All samples were run on the gas chromatograph within 36 hours of preparation. One microliter was autoinjected into the gas chromatograph. The inlet was split with H2 gas at a ratio of 40.0:1. The split flow was 73.6 mL/min and the total flow was 83.0 mL/min. Inlet temperature and pressure were held at 270°C and 23 PSI, respectively. A DB-23 column (60 m×250 μm×0.15 μm, Agilent Technologies, La Jolla, California, USA) was held at a constant pressure of 23 PSI. The column flow was 1.8 mL/min and the average velocity was 45 cm/sec. The oven temperature was held at 130°C for 1 minute. The temperature was ramped 6.50°C/min to 170°C and then 2.50°C/min to 215°C, which was held for 12 minutes. To clean off the column, the oven was ramped 40.00°C/min to 230°C and held for 3 minutes. The detector was held at 280°C with an H2 flow of 40.0 mL/min, air flow of 450 mL/min, and make up gas flow (N2) of 40.0 mL/min. The data were analyzed at 50 Hz and reported in pA. For quality assurance and quality control, 80% of samples were run in duplicate, 10% were selected at random and run in procedural triplicate, and 10% were selected at random and run in analytical triplicate. Hexane blanks were run before and after each set of samples. A set of fatty-acid standards (Nu-Chek Prep Inc. #461 or 68B, Elysian, Minnesota, USA) were run with each set of samples.
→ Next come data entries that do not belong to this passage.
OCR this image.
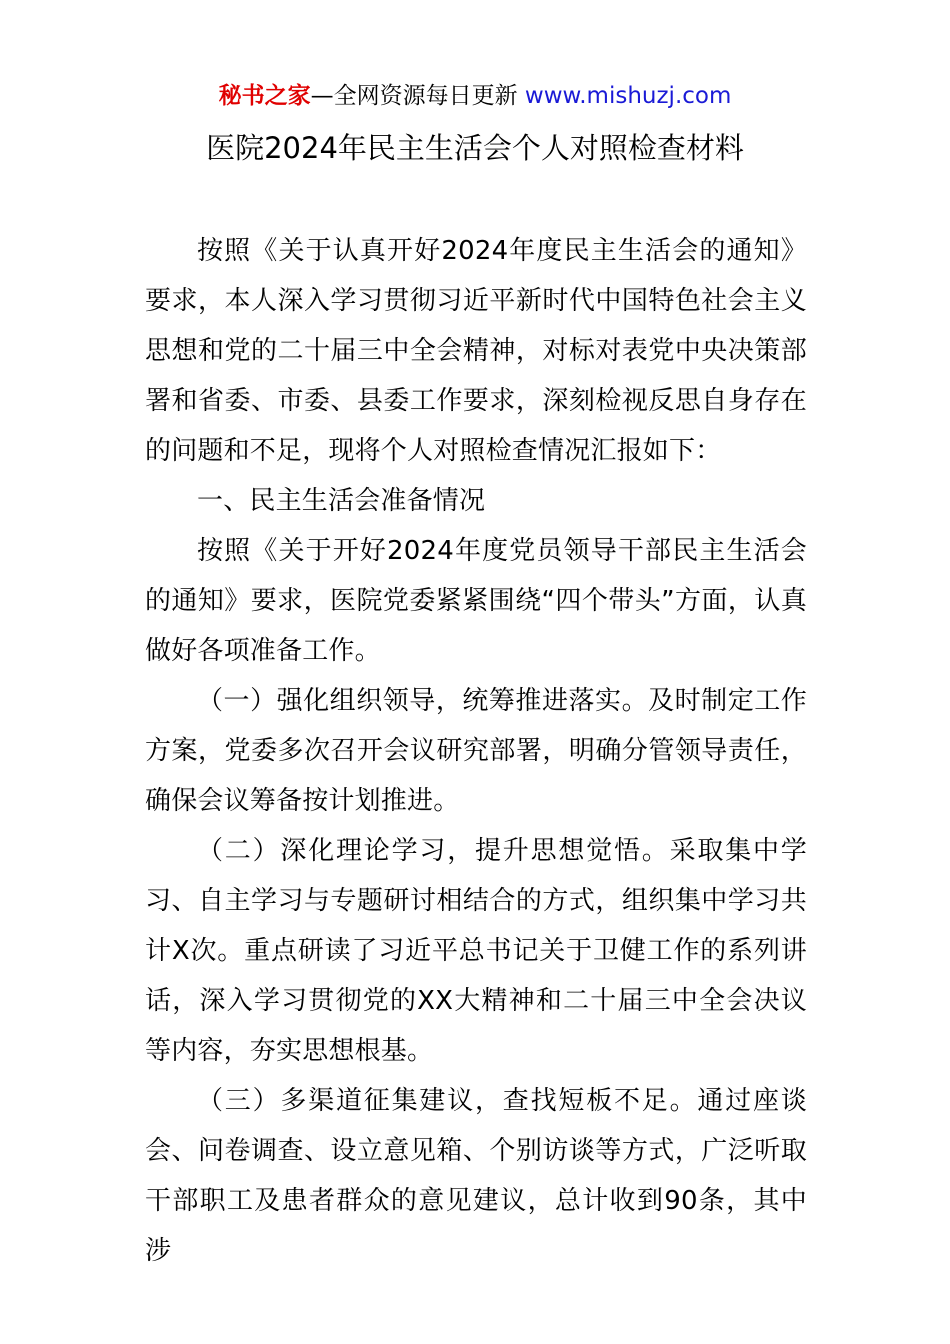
秘书之家—全网资源每日更新 www.mishuzj.com
医院2024年民主生活会个人对照检查材料

按照《关于认真开好2024年度民主生活会的通知》要求，本人深入学习贯彻习近平新时代中国特色社会主义思想和党的二十届三中全会精神，对标对表党中央决策部署和省委、市委、县委工作要求，深刻检视反思自身存在的问题和不足，现将个人对照检查情况汇报如下：

一、民主生活会准备情况

按照《关于开好2024年度党员领导干部民主生活会的通知》要求，医院党委紧紧围绕“四个带头”方面，认真做好各项准备工作。

（一）强化组织领导，统筹推进落实。及时制定工作方案，党委多次召开会议研究部署，明确分管领导责任，确保会议筹备按计划推进。

（二）深化理论学习，提升思想觉悟。采取集中学习、自主学习与专题研讨相结合的方式，组织集中学习共计X次。重点研读了习近平总书记关于卫健工作的系列讲话，深入学习贯彻党的XX大精神和二十届三中全会决议等内容，夯实思想根基。

（三）多渠道征集建议，查找短板不足。通过座谈会、问卷调查、设立意见箱、个别访谈等方式，广泛听取干部职工及患者群众的意见建议，总计收到90条，其中涉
Statistics for blood lipids and RBC fatty acids
The SPSS version 16.0 linear model (SPSS Inc., Chicago, Illinois, USA) with multivariate repeated-measures procedure was used with 2 within-subject factors with 2 levels (before and after nut consumption and type of walnut [English and black walnut]) and 3 between-subject factors (sex, order, and consumption of fatty-acid supplement) for the dependent variables (13 individual fatty acids, total saturated fatty acids [SFAs], total unsaturated fatty acids, total monounsaturated fatty acids, total polyunsaturated fatty acids, and omega-3 index). Significant findings (P<.05) with multivariate analysis were also analyzed by univariate analysis. Data from participants who did not complete the crossover study were not included in the multivariate analysis.
Hyperemia methods
Serum was collected from 6 unmedicated hypercholesterolemic (LDL>130 mg/dL) participants for blood lipid screening to verify hypercholesterolemia, as described previously. Serum collection occurred at least 1 week before hyperemia measurements, and arm selection for sampling was left up to the phlebotomist. On 2 separate days at least 1 week apart, hypercholesterolemic participants were instructed to fast overnight and eat a breakfast of cereal, skim or 1% fat milk, and their usual beverage (with no cream) the morning of each study appointment. Each participant arrived at the University of Wisconsin-La Crosse Student Health Center at approximately noon for measurement of flow-mediated vasodilation of the participant's right brachial artery, approximately as described by Corretti et al. 24 Brachial artery diameter and blood flow rate were measured before blood pressure cuff occlusion and 60–90 seconds after release of cuff pressure after 4.5 minutes of occlusion. Occlusion pressure applied was 50 mm Hg above participant systolic blood pressure measured earlier the same day.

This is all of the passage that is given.